Он возвел глаза к небу и продолжал:
– О господи, прости меня! В жизни я не причинял зла и муравью, но чем скорее этот человек попадет под твою сень, тем лучше. Прими его с миром! Что заслужил, то и получил.
И, сделав вид, что собирается заткнуть подушкой рот Дустали-хану, добавил:
– Прощай, Дустали! По-дружески сослужу тебе последнюю, службу: ведь каждый миг твоего пребывания на Земле умножает число твоих грехов… Готовься в путь, мосье Одуванчик! До встречи в аду… На бульваре адского губернатора, переулок Алиасгара Убийцы, особняк Продавца раскаленных углей.

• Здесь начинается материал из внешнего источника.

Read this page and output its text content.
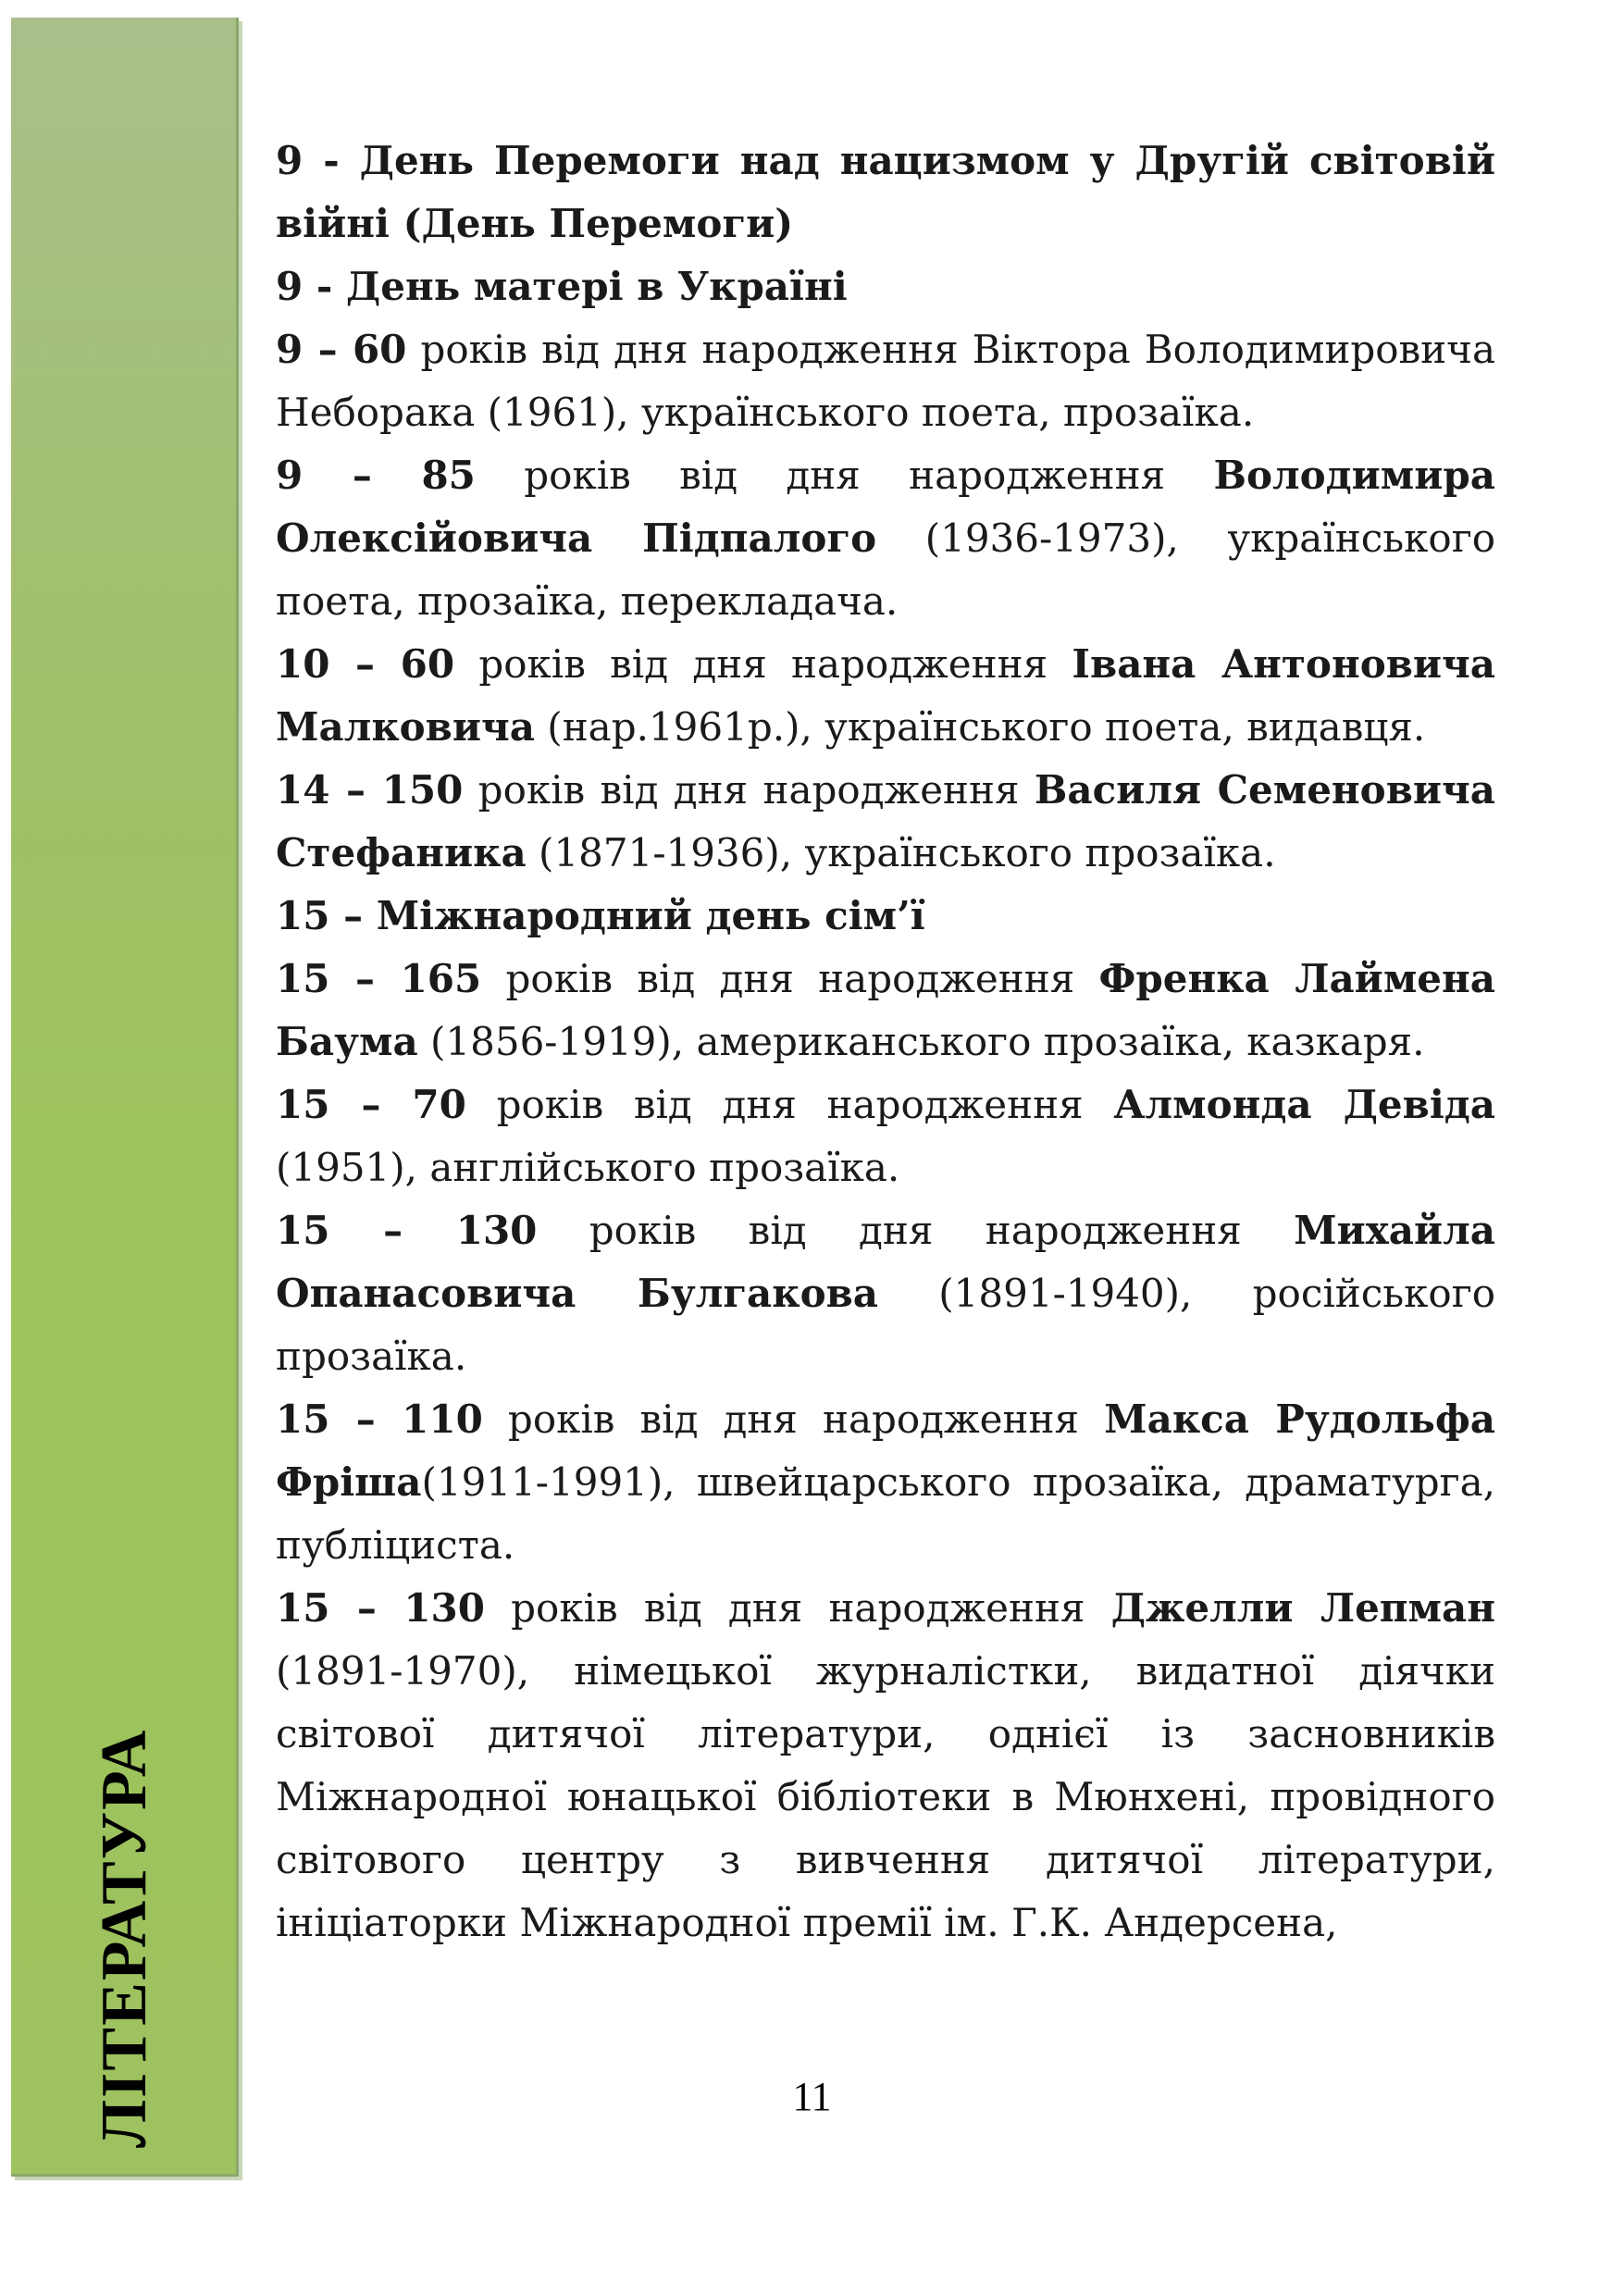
ЛІТЕРАТУРА

9 - День Перемоги над нацизмом у Другій світовій війні (День Перемоги)

9 - День матері в Україні

9 – 60 років від дня народження Віктора Володимировича Неборака (1961), українського поета, прозаїка.

9 – 85 років від дня народження Володимира Олексійовича Підпалого (1936-1973), українського поета, прозаїка, перекладача.

10 – 60 років від дня народження Івана Антоновича Малковича (нар.1961р.), українського поета, видавця.

14 – 150 років від дня народження Василя Семеновича Стефаника (1871-1936), українського прозаїка.

15 – Міжнародний день сім’ї

15 – 165 років від дня народження Френка Лаймена Баума (1856-1919), американського прозаїка, казкаря.

15 – 70 років від дня народження Алмонда Девіда (1951), англійського прозаїка.

15 – 130 років від дня народження Михайла Опанасовича Булгакова (1891-1940), російського прозаїка.

15 – 110 років від дня народження Макса Рудольфа Фріша(1911-1991), швейцарського прозаїка, драматурга, публіциста.

15 – 130 років від дня народження Джелли Лепман (1891-1970), німецької журналістки, видатної діячки світової дитячої літератури, однієї із засновників Міжнародної юнацької бібліотеки в Мюнхені, провідного світового центру з вивчення дитячої літератури, ініціаторки Міжнародної премії ім. Г.К. Андерсена,

11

Дустали-хан в ужасе смотрел на него. Асадолла-мирза так натурально разыгрывал благородное негодование, что Дустали-хан всерьез перепугался и прерывающимся голосом проговорил:
– Асадолла… Асадолла… я пошутил. Ей-богу, пошутил я, клянусь…
Асадолла-мирза с силой хлопнул подушкой по спине распростертого на пузе Дустали-хана, и тот издал отчаянный вопль:
– Умираю! Злодей, ты ударил меня по открытой ране!

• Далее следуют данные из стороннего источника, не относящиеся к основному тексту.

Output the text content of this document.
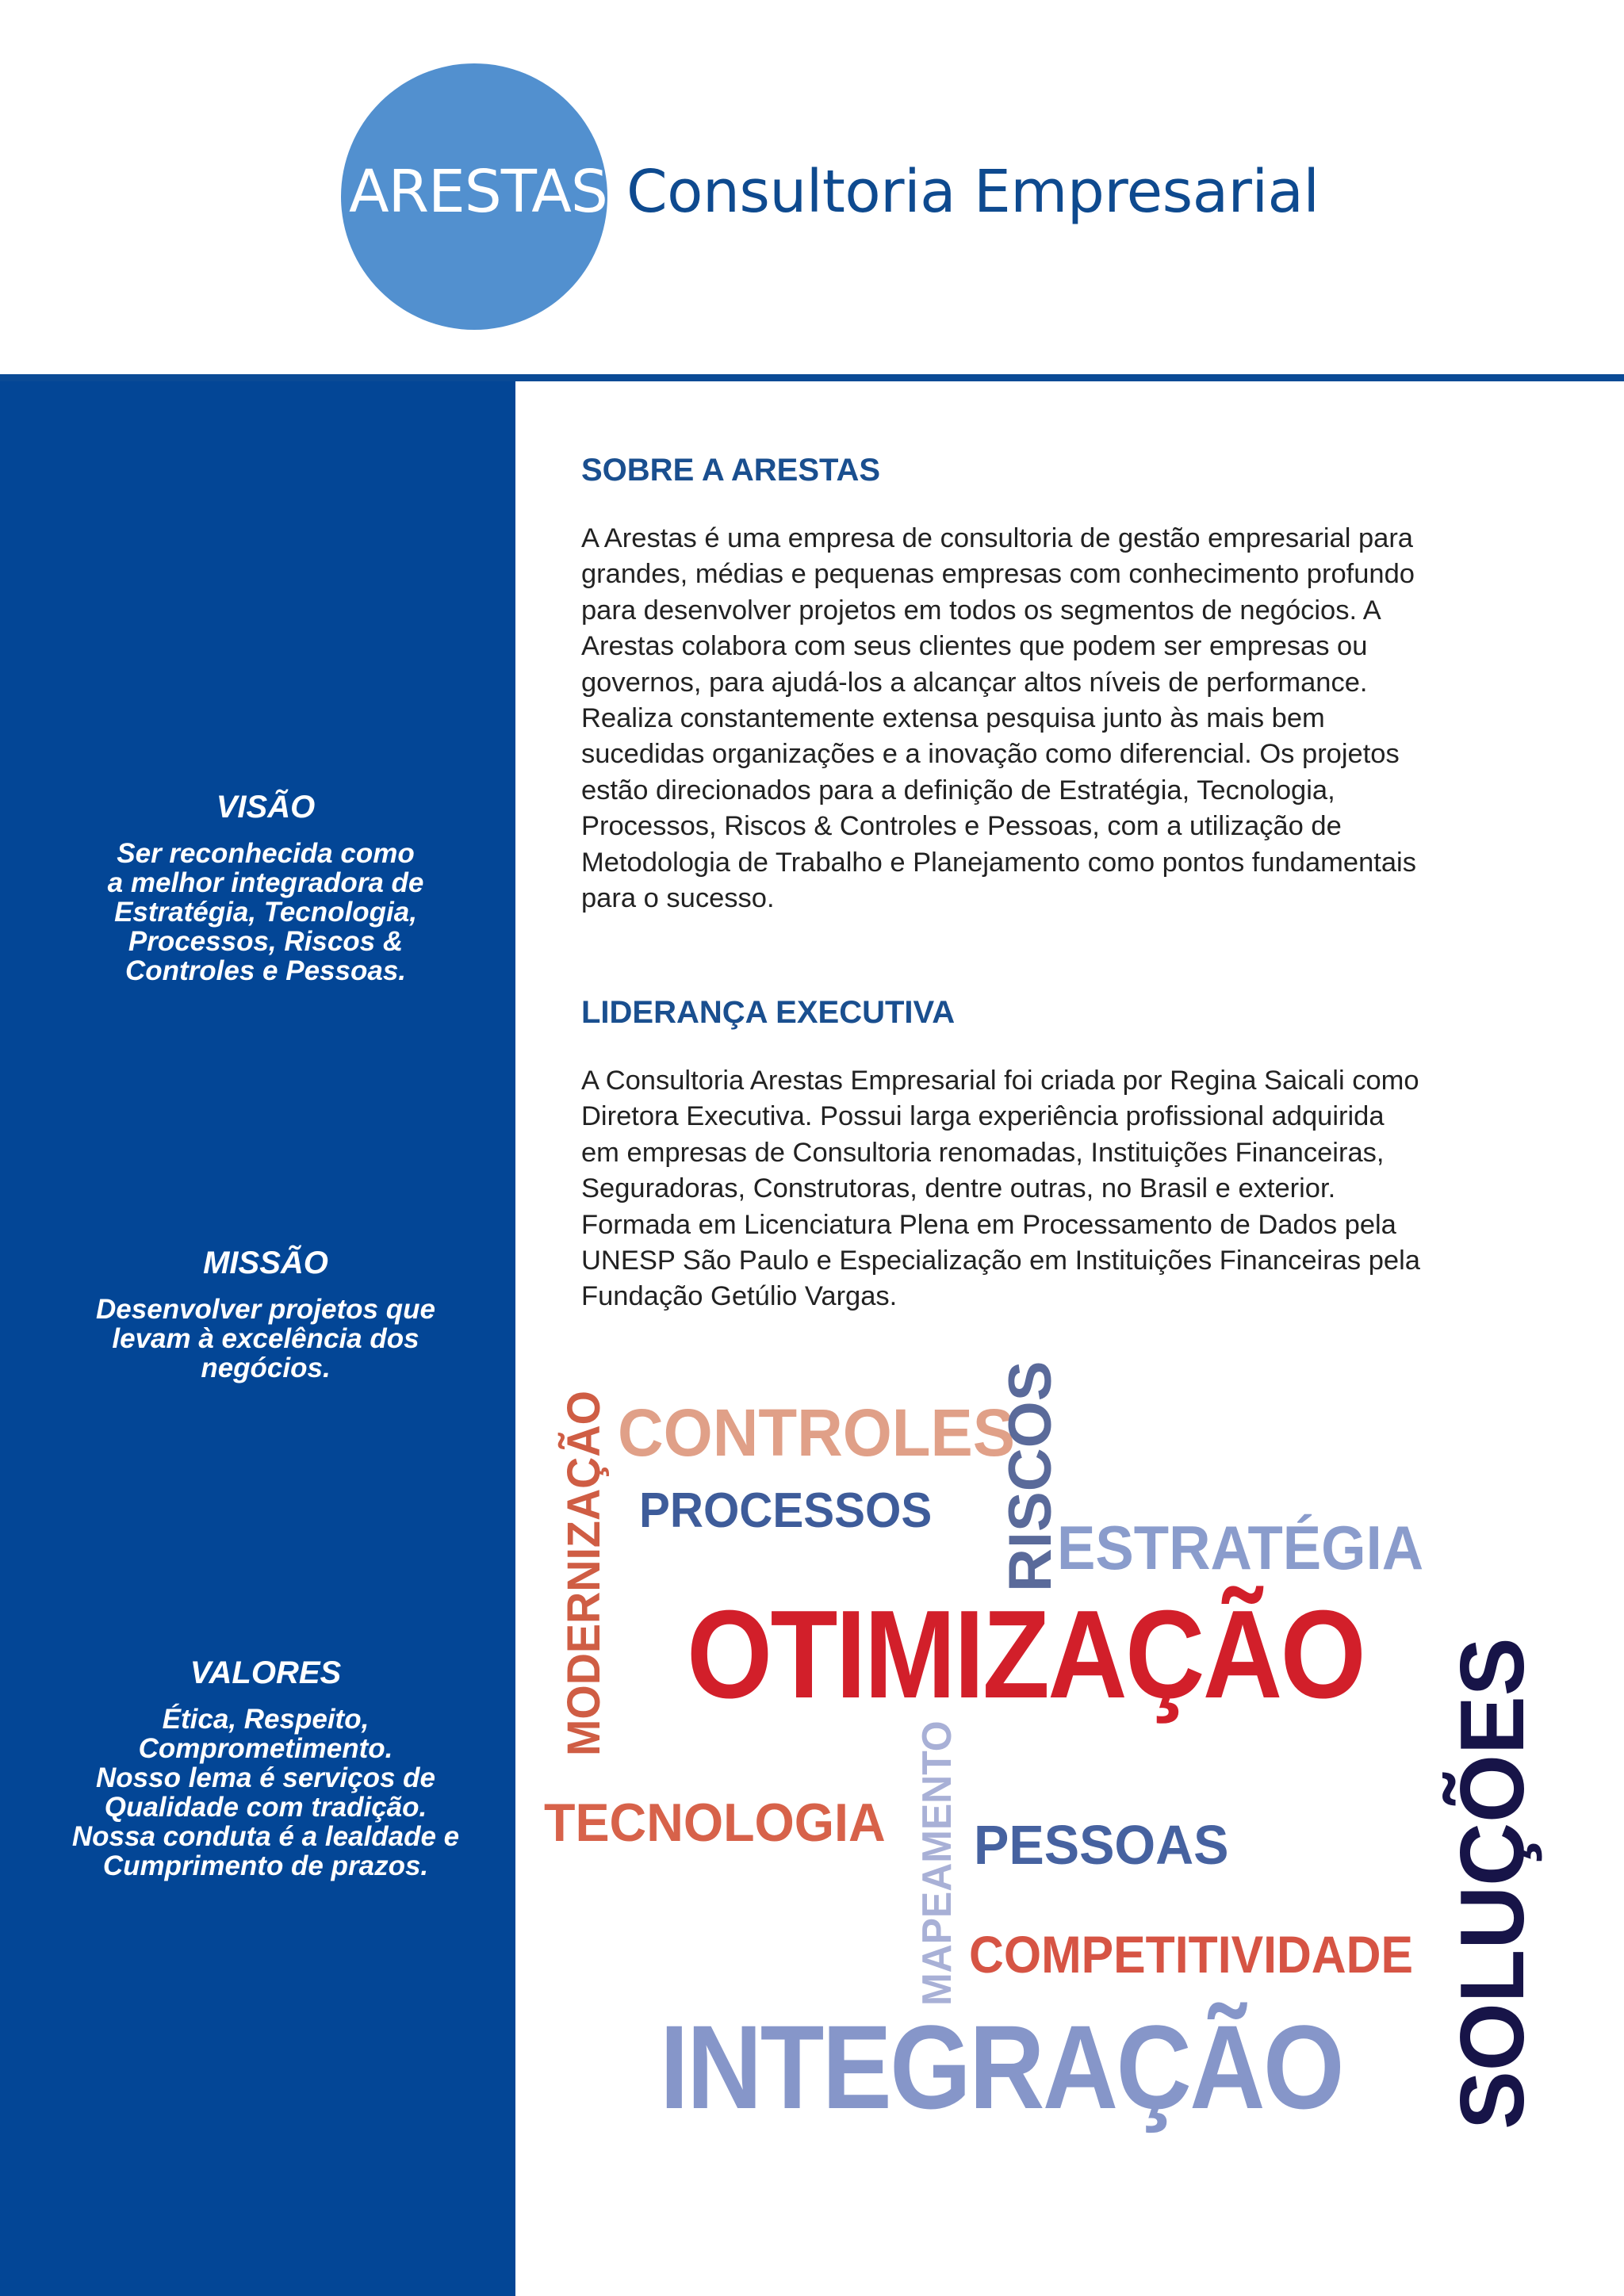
ARESTAS Consultoria Empresarial
VISÃO

Ser reconhecida como
a melhor integradora de
Estratégia, Tecnologia,
Processos, Riscos &
Controles e Pessoas.

MISSÃO

Desenvolver projetos que
levam à excelência dos
negócios.

VALORES

Ética, Respeito,
Comprometimento.
Nosso lema é serviços de
Qualidade com tradição.
Nossa conduta é a lealdade e
Cumprimento de prazos.

SOBRE A ARESTAS
A Arestas é uma empresa de consultoria de gestão empresarial para
grandes, médias e pequenas empresas com conhecimento profundo
para desenvolver projetos em todos os segmentos de negócios. A
Arestas colabora com seus clientes que podem ser empresas ou
governos, para ajudá-los a alcançar altos níveis de performance.
Realiza constantemente extensa pesquisa junto às mais bem
sucedidas organizações e a inovação como diferencial. Os projetos
estão direcionados para a definição de Estratégia, Tecnologia,
Processos, Riscos & Controles e Pessoas, com a utilização de
Metodologia de Trabalho e Planejamento como pontos fundamentais
para o sucesso.
LIDERANÇA EXECUTIVA
A Consultoria Arestas Empresarial foi criada por Regina Saicali como
Diretora Executiva. Possui larga experiência profissional adquirida
em empresas de Consultoria renomadas, Instituições Financeiras,
Seguradoras, Construtoras, dentre outras, no Brasil e exterior.
Formada em Licenciatura Plena em Processamento de Dados pela
UNESP São Paulo e Especialização em Instituições Financeiras pela
Fundação Getúlio Vargas.
CONTROLES
PROCESSOS RISCOS
ESTRATÉGIA
MODERNIZAÇÃO OTIMIZAÇÃO SOLUÇÕES
TECNOLOGIA MAPEAMENTO PESSOAS
COMPETITIVIDADE
INTEGRAÇÃO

– В следующий раз, когда захочется чушь пороть, броню надевай!
– Ну, какая же чушь?… Ты ведь сам сказал, что, если я готов раскошелиться, ты согласен…
– Скотина безмозглая! – прервал его Асадолла-мирза. – Я думал, ты просишь подыскать мужа для твоей падчерицы. Нет, ты, видно, до самой смерти от своего не отступишься… Мосье Одуванчик развратничает, а я должен за него шею подставлять. К сожалению, ты и из беды пользу извлек: раз жена этой бекасной дробью тебе в зад выстрелила, теперь у нее руки связаны, – а то упекли бы тебя в тюрьму лет на пятнадцать.

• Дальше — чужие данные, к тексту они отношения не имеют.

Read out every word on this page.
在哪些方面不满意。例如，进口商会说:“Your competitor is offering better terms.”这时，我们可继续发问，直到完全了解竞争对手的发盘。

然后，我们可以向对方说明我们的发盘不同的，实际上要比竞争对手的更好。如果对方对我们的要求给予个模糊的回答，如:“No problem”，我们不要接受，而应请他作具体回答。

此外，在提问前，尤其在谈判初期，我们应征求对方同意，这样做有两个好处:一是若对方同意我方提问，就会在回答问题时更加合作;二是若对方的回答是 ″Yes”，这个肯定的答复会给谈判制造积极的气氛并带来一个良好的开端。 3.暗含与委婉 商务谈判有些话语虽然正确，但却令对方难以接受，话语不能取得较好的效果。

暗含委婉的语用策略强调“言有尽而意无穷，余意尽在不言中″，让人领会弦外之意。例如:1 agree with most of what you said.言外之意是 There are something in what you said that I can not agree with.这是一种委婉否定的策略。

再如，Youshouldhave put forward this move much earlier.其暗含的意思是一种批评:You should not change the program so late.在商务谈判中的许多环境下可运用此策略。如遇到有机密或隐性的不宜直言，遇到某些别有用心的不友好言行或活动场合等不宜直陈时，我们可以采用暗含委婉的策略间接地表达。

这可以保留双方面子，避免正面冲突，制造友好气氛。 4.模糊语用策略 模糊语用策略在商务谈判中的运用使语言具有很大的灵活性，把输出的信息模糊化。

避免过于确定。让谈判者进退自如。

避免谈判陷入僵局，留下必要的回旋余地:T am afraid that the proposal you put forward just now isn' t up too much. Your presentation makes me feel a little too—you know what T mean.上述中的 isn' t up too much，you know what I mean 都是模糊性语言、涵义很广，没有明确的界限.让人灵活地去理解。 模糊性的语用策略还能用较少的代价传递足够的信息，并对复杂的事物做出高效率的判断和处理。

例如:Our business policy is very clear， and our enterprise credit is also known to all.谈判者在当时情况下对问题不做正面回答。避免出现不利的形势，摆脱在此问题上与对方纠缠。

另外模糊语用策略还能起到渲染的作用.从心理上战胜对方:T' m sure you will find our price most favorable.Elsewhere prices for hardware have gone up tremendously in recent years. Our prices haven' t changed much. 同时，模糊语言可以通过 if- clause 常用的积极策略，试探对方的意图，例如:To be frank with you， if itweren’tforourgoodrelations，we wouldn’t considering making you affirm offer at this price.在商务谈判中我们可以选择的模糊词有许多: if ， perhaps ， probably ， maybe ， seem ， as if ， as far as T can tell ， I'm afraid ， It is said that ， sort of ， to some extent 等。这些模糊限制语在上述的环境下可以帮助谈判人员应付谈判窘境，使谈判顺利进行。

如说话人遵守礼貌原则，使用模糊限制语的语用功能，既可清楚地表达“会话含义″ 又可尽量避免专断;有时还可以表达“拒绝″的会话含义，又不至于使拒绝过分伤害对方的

– Асадолла, чтоб ты провалился, поверь ты мне, не я это… Жизнью своей клянусь, твоей жизнью клянусь…
Асадолла-мирза, стоявший у постели, пнул его носком ботинка:
– Теперь чем хочешь клянись, скотина…
От боли Дустали-хан громко заверещал. На его крик в гостиную вбежала Лейли – ее комната была напротив по коридору – и встревоженно спросила:
– Что?… Что случилось?
К Асадолла-мирзе снова вернулась улыбка. Нежным тоном он ответил:
– Не волнуйся, деточка, ничего не случилось. Дустали просто пошевелился. Прости господи, чтоб он в ад провалился, бабский прихвостень.
Дустали-хан со слезами простонал:
– Что я – твой век заедаю, что ли, или на наследство твое покушаюсь, что ты меня всю жизнь попрекаешь?
Лейли обратила на меня вопрошающий взор. Я тихо сказал:
– Успокойся, дядя Асадолла и Дустали-хан шутят.
Асадолла-мирза, все так же улыбаясь, положил руку мне на плечо:
– Дружок, пойди-ка ненадолго в комнату Лейли… Я хочу поговорить с этим старым донжуаном о бедной девочке.
Возблагодарив бога, я последовал за Лейли в ее комнату. Один ее теплый и ласковый взгляд мгновенно унес из моей памяти все треволнения минувших суток. Несколько минут мы молчали. Голоса Асадолла-мирзы и Дустали-хана, доносившиеся из соседней комнаты, снова вернули меня к действительности. Я с тревогой сказал Лейли:
– Ты знаешь, я очень беспокоюсь… Слыхала, вчера опять завели речь о возвращении Пури.
Личико Лейли омрачилось, она опустила голову и прошептала:
– Я до утра не спала… Так мне страшно… Вчера, когда мы вернулись, папочка тоже говорил про это.
– Что говорил?
– Ну, то же, что дядя Полковник. Про помолвку… Если папочка станет меня принуждать, я не осмелюсь сказать «нет», но у меня есть выход…
– Но почему? Разве могут принудить девушку…
– Противоречить папочке для меня невозможно, но я могу покончить с собой…
Сердце мое чуть не остановилось, но я попытался утешить ее – и в то же время себя:
– Нет, Лейли, мы найдем другой выход. Обязательно найдем…
В это время послышался голос дядюшки, со двора звавшего Лейли. Она сказала:
– Подожди здесь, пока я вернусь…
Через окно я провожал ее взглядом. Вероятно, дядюшка возложил на нее обязанности курьера, потому, что Лейли, украдкой взглянув на окна и немного поколебавшись, пошла в сторону сада.